Saved from war, but not from harm

  • What a study of evacuees tells us about the lifelong health effects of separating kids from their parents
- MOISES VELASQUEZ-MANOFF

Sep 21, 2018-

During World War II, the Finnish government evacuated about 70,000 children to protect them from the danger, stress and uncertainty of war. Their parents agreed to send them to foster homes primarily in Sweden. It was one of the largest evacuations of children in the 20th century. And years later, some would consider the program a grave mistake.

After the fighting stopped in 1945, the children began to return home. Beginning in the mid-1990s, scientists at the University of Helsinki caught up with some of these “war children,” now elderly adults, to examine how, if at all, the childhood separation from their parents had affected their health and well-being.

This research, which is ongoing, helps us understand the long-term consequences of another mass separation of children from their parents—the one orchestrated by the Trump administration.

More than 2,500 migrant children were taken from their parents and detained. Most have since been reunited, but 12,800 migrant children—a record, as we learned last week—remain in detention. Many are teenagers who crossed the border unaccompanied. In the past they typically would have been released in a timely fashion to sponsors—often parents or other family members who’d come here before them—but no longer.

How will this continued separation affect them? Judging from the Finnish experience, it may make the younger kids among them in particular sicker, stunt their cognitive development, and increase their risk of mental health problems for decades to come.

The Finnish children ranged from babies to 9-year-olds. Some were separated from their parents for more than six years, some for less than one; the average was nearly two years. Men evacuated as children, Finnish scientists found, were more likely to have mental health and substance abuse problems than men who weren’t. Both sexes were more likely to suffer from depression if separated.

There were also differences in cognitive ability. As part of its program of compulsory military service, Finland gave conscripts mathematical, verbal and visuospatial tests. Men sent away as children scored lower on these tests, particularly if separated as toddlers. But this held only if they were gone for more than a year. If less than a year, they scored the same as those who hadn’t been separated at all, suggesting that there is a threshold of time away from parents after which damage begins to accrue.

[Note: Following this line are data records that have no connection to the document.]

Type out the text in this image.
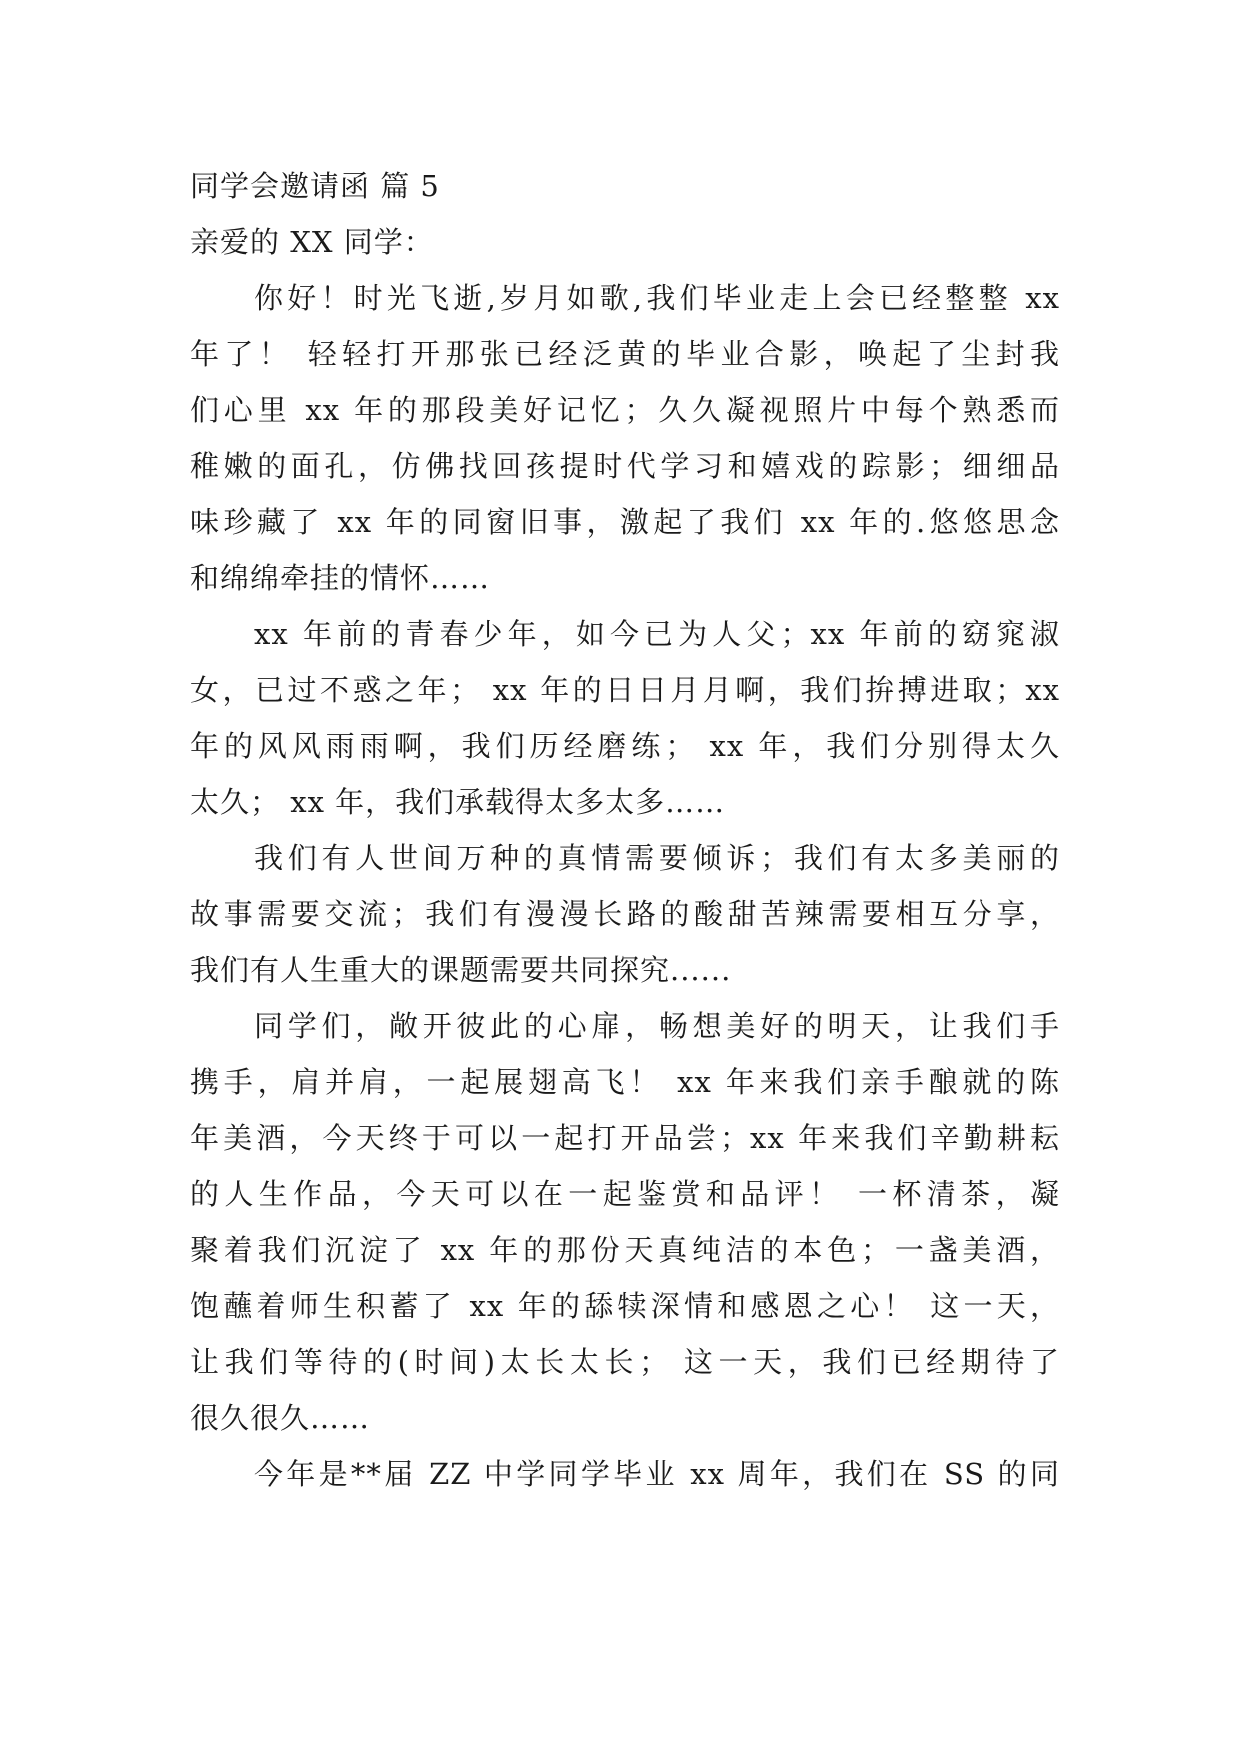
同学会邀请函 篇 5
亲爱的 XX 同学：
你好！时光飞逝,岁月如歌,我们毕业走上会已经整整 xx
年了！ 轻轻打开那张已经泛黄的毕业合影，唤起了尘封我
们心里 xx 年的那段美好记忆；久久凝视照片中每个熟悉而
稚嫩的面孔，仿佛找回孩提时代学习和嬉戏的踪影；细细品
味珍藏了 xx 年的同窗旧事，激起了我们 xx 年的.悠悠思念
和绵绵牵挂的情怀……
xx 年前的青春少年，如今已为人父；xx 年前的窈窕淑
女，已过不惑之年； xx 年的日日月月啊，我们拚搏进取；xx
年的风风雨雨啊，我们历经磨练； xx 年，我们分别得太久
太久； xx 年，我们承载得太多太多……
我们有人世间万种的真情需要倾诉；我们有太多美丽的
故事需要交流；我们有漫漫长路的酸甜苦辣需要相互分享，
我们有人生重大的课题需要共同探究......
同学们，敞开彼此的心扉，畅想美好的明天，让我们手
携手，肩并肩，一起展翅高飞！ xx 年来我们亲手酿就的陈
年美酒，今天终于可以一起打开品尝；xx 年来我们辛勤耕耘
的人生作品，今天可以在一起鉴赏和品评！ 一杯清茶，凝
聚着我们沉淀了 xx 年的那份天真纯洁的本色；一盏美酒，
饱蘸着师生积蓄了 xx 年的舔犊深情和感恩之心！ 这一天，
让我们等待的(时间)太长太长； 这一天，我们已经期待了
很久很久……
今年是**届 ZZ 中学同学毕业 xx 周年，我们在 SS 的同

Some of these differences were expected, Johan Eriksson, the principal investigator on this research, told me in an email. Previous studies already indicated that early-life trauma could increase the risk of psychiatric disorders. But the Finnish scientists were surprised to observe differences in chronic disease risk as well. Illness and death from heart disease were more common in the separated group. They had about twice the risk of heart disease and a 40 percent increased risk of Type 2 diabetes. They had slightly higher blood pressure—particularly women. And women in the separated group reached puberty earlier, an acceleration of reproductive readiness that some hypothesize results from threatening, uncertain environments.

What biological mechanism might explain these differences? Animal studies indicate that chronic stress early in life can permanently reprogram the stress response, activate inflammatory pathways and increase vulnerability to various diseases. And Dr. Eriksson and his colleagues observed that, more than six decades after the war, those who had been evacuated still showed elevated baseline levels of cortisol, a stress hormone, compared to a control group.

Most of these differences weren’t huge, hinting that kids do possess some of the resilience we like to think they have. And, as with any observational study, it’s difficult to eliminate all confounders. The researchers know very little about the children’s foster homes, for example. Many foster families were well-to-do, so perhaps the children ate too well: A high-fat diet while living abroad could explain some of the associations scientists now observe, Dr. Eriksson told me. Another possibility is that families willing to send their children away exhibited some other trait that could explain why those children grew up to be less healthy.

Of course, animal studies, which aren’t as easily confounded as observational studies, have clearly shown that early-life stress can change how animals’ bodies work in adulthood. And parallel research on people who’ve been abused, neglected or bullied as children suggests that bad early-life experiences can leave their mark on our bodies, changing how genes are expressed over a lifetime.

Yet judging from narrative histories, many of the Finnish children ended up with decent surrogate parents. Why didn’t this soften the trauma of losing their biological parents? Maybe it did, but perhaps the trauma of losing one’s parents at a young age is so severe that it never completely heals. And some children may have been doubly traumatized: After integrating into a new family and culture—and, in some cases, forgetting how to speak Finnish altogether—they returned to biological parents who were now strangers.

The broader point is this: If the Finnish kids, who were sent away for their own well-being, and who often ended up in friendly households, have an elevated risk of disease decades later, what will happen to the migrant children warehoused in group homes and corralled behind chain-link fences? Their detention has been, on average, shorter than that of the Finnish kids, and many are older, but troubling stories are beginning to emerge from parents reunited with their children. Some children are anxious and withdrawn; they’ve occasionally regressed. They’re not the same kids their parents remember.

The Trump administration probably intended the separation of children from their parents to be cruel. Conceived as a deterrent, it was meant to hurt. But was it supposed to impair cognitive development and cause heart attacks, diabetes and mental illness decades later? This may be its more sinister legacy: a subtle but lifelong derangement of mind and body.